A summary of the Dodd-Frank Wall Street Reform And Consumer Protection Act posted on the Senate Banking Committee’s Web site said the “say on pay” provision “gives shareholders a powerful opportunity to hold accountable executives of the companies they own, and a chance to disapprove where they see the kind of misguided incentive schemes that threatened individual companies and in turn the broader economy.”
The bill also directs the Securities and Exchange Commission (SEC) to clarify compensation disclosures, including requiring companies to provide charts that compare their executive compensation with stock performance over a five-year period.
Further, the bill requires federal financial regulators to issue and enforce joint compensation rules applicable to financial institutions with a Federal regulator.

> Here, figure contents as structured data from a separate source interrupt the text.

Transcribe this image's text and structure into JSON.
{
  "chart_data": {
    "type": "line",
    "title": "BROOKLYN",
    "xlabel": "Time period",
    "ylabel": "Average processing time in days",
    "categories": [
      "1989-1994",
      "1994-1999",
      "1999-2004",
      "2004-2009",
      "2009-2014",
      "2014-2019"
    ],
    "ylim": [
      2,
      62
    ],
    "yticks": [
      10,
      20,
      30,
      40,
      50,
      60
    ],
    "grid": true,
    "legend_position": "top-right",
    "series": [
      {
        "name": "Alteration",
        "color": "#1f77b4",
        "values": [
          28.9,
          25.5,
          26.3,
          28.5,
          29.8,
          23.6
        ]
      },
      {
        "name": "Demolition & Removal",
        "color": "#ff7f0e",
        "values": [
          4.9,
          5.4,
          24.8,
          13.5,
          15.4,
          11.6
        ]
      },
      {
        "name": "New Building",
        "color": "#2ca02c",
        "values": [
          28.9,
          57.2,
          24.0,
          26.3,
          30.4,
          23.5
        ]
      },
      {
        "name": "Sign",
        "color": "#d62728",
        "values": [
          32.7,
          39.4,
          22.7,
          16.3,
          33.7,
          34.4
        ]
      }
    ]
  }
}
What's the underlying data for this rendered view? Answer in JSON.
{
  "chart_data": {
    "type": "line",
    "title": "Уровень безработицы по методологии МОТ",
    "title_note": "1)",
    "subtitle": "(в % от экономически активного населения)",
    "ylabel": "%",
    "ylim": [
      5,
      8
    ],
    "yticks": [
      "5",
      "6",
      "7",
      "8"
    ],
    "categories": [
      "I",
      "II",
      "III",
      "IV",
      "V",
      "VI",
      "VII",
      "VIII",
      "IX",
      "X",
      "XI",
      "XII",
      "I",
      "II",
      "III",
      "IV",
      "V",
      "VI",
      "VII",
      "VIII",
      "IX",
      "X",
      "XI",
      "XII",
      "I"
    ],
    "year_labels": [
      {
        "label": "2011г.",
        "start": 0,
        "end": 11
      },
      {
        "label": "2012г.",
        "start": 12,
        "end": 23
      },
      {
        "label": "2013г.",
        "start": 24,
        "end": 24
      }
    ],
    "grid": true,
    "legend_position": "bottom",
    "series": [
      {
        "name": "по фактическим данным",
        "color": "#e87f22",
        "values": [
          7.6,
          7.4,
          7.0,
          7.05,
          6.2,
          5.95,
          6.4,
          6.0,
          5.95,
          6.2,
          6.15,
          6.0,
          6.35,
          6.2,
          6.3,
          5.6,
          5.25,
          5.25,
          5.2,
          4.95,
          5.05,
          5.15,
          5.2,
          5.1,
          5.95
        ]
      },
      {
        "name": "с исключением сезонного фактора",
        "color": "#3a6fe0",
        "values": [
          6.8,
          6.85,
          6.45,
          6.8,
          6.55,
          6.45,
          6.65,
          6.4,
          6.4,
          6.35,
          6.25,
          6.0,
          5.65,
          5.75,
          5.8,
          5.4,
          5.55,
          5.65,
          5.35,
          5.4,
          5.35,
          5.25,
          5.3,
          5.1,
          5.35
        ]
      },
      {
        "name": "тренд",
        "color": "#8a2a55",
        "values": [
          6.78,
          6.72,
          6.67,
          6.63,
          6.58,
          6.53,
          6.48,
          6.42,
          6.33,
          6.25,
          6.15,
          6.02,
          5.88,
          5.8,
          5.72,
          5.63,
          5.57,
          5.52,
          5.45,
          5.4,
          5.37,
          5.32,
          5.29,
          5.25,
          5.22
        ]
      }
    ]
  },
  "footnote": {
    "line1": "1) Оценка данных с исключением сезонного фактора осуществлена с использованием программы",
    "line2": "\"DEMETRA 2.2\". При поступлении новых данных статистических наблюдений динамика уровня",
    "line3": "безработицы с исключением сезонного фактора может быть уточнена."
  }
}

The Senate passed the bill 60-39, largely along party lines (three Republicans voted for the measure, one Democrat did not), following House passage last month; the measure now goes to the White House where President Obama has promised to sign it.
According to the committee summary, other compliance-related provisions in the bill include:
- authority given to the SEC to grant shareholders proxy access to nominate directors.
- establishment of standards for listing on an exchange to require that compensation committees include only independent directors and have authority to hire compensation consultants to strengthen their independence from the executives.
- requirements that public companies set policies to take back executive compensation if it was based on inaccurate financial statements that don’t comply with accounting standards.
The Banking Committee summary is here.
A study released in June by Towers Watson found that relatively few U.S. companies are well prepared to put their executive pay programs up to a say-on-pay shareholder vote, although many are taking steps to get ready (see U.S. Companies Preparing for Say-on-Pay Legislation).